Approach Fiduciary Rule 3.0 and PTE 2020-02 with a Long-term Lens

December 20 is just around the corner, which means time is quickly running out to meet compliance for PTE 2020-02.

In preparation for the looming deadline, InvestorCOM recently hosted a roundtable event “Preparing for PTE 2020-02” to address the industry’s questions and concerns, and to share approaches firms are taking to meeting compliance.

One interesting insight gathered from the roundtable is to approach compliance with the fiduciary rule with a long-term lens.

Across the US, firms are at different states of readiness for compliance deadline. In October 2021, the DOL amended the original deadline of December 20 2021, to now require that firms have the proper processes by January 31, 2022, and documentation and disclosure in place by June 30, 2022.

Some firms have been planning for compliance for some time, while others have only recently become aware of the impact that this rule will have on their processes. A poll conducted prior to the event found that firms are very divided. While 50% of firms state that they are almost ready to meet the new requirements, the other 50% state that they are just getting started.

It’s clear that best interest-type regulations are here to stay, so firms should think strategically about how they create compliance processes that meet today’s requirements while also supporting organizational agility in the face of future regulatory changes.

Updated policies and procedures will need to be rolled out to employees in the field. Employees will require training to ensure they are engaging with new processes correctly – for example, the new rules will require several new assessments to be completed. This training can’t be a one-time event. New employees will need initial training, and the training will need to be refreshed as the rules evolve.

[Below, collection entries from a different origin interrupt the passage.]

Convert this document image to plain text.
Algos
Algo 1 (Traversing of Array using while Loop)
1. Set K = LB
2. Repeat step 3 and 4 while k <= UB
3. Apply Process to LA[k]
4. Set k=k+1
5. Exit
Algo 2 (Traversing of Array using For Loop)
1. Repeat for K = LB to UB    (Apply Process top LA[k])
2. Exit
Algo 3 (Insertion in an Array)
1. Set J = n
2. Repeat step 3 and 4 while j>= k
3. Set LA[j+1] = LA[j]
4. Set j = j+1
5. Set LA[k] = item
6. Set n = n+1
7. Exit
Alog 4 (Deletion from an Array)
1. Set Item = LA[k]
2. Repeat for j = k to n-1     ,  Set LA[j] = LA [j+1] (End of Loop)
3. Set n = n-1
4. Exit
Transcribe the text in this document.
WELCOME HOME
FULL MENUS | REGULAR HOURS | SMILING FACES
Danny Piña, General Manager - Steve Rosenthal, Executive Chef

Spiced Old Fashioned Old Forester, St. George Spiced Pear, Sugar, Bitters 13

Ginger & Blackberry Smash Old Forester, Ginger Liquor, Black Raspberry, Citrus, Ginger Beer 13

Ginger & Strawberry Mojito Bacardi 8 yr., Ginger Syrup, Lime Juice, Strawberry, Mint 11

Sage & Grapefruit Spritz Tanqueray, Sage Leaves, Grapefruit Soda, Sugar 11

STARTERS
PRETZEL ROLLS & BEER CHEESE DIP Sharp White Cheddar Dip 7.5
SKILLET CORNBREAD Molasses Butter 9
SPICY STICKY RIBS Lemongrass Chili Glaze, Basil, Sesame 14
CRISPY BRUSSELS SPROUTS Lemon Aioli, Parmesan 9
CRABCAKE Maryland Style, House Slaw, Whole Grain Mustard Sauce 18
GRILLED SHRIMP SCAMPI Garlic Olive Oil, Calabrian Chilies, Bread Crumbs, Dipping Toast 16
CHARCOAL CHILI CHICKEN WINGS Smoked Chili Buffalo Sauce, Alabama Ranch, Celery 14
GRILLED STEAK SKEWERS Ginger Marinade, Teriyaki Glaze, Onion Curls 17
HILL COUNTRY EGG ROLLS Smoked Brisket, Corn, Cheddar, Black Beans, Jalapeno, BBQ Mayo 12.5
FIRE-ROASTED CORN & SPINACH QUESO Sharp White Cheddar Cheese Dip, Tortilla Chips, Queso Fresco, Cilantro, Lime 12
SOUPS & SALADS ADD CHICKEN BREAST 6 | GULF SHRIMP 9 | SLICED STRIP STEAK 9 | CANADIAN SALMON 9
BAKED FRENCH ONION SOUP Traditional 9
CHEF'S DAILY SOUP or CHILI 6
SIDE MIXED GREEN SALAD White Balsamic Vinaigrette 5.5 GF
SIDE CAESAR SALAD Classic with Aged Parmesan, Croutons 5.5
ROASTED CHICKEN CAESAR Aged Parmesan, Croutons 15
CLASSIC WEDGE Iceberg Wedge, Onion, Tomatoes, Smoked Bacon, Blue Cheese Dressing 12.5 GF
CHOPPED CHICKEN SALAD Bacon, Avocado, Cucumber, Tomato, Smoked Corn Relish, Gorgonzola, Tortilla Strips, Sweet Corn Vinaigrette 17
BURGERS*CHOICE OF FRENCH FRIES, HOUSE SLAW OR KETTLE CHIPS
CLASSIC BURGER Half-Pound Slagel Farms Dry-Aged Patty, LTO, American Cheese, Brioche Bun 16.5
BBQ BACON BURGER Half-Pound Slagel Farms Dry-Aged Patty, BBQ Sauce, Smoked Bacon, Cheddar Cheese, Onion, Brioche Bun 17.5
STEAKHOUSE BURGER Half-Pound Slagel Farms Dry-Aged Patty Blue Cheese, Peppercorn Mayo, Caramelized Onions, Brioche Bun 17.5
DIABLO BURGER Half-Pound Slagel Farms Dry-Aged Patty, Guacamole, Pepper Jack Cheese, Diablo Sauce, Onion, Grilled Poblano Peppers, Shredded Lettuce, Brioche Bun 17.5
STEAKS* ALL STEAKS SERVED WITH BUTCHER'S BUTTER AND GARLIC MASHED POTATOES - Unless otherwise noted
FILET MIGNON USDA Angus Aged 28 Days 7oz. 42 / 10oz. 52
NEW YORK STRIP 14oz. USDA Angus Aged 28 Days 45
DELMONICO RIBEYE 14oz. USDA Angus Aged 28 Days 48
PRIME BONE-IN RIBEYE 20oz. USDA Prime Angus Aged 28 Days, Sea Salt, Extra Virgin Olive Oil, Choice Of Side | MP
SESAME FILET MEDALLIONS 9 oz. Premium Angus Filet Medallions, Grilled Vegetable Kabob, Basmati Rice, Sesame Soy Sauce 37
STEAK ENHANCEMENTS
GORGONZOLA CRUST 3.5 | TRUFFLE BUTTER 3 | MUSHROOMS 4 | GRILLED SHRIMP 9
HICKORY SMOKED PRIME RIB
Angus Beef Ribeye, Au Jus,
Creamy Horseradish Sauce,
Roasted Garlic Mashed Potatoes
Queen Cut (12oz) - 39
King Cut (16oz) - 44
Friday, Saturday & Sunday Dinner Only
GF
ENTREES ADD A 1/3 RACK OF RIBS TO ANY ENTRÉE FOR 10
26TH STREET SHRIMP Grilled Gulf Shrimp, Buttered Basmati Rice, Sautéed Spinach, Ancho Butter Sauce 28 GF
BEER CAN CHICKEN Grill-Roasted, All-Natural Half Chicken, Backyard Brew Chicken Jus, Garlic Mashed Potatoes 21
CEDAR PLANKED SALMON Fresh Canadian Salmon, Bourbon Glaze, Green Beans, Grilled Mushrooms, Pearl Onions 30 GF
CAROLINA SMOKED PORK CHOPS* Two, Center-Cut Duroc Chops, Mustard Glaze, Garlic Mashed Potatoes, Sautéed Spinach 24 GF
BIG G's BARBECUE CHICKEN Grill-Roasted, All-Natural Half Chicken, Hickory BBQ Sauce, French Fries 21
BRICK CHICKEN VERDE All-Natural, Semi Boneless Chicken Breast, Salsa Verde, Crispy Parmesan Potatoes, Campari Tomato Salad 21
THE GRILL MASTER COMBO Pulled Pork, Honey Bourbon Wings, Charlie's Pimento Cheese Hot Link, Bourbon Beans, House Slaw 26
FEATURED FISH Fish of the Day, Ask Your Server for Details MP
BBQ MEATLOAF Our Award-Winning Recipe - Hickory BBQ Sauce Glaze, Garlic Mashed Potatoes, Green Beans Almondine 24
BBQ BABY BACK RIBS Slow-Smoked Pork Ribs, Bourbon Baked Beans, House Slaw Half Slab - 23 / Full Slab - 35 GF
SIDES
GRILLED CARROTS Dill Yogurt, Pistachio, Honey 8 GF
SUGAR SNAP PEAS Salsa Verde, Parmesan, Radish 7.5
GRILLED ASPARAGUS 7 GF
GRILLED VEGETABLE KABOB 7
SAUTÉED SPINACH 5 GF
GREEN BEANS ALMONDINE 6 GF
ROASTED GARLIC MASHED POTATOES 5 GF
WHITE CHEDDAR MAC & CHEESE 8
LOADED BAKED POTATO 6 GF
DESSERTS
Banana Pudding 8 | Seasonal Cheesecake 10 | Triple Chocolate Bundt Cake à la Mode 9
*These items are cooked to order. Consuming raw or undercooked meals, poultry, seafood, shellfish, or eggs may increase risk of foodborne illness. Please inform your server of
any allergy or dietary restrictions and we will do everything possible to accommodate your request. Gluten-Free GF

Feedback on SEC Reg BI examinations suggests that examiners want to see documented, repeatable processes for assessing reasonable alternatives when making recommendations. Firms cannot treat a conflict review as a one-time project. Instead, they need to have a mechanism for updating the review when clearing contracts change, the tech stack is altered, new products are launched, or rules are updated. Also, firms need to review and update disclosure and mitigation of conflicts over time. Firms should think along similar lines when creating compliance processes for the Fiduciary Rule 3.0.

Considering these pressing regulatory requirements, it will be prudent for firms to invest in scalable compliance technology that support their Reg BI and Fiduciary Rule 3.0 processes today and in the future. Creating sustainable processes within firms for meeting these regulatory obligations is likely to have one of the most significant compliance ROIs over the next three years.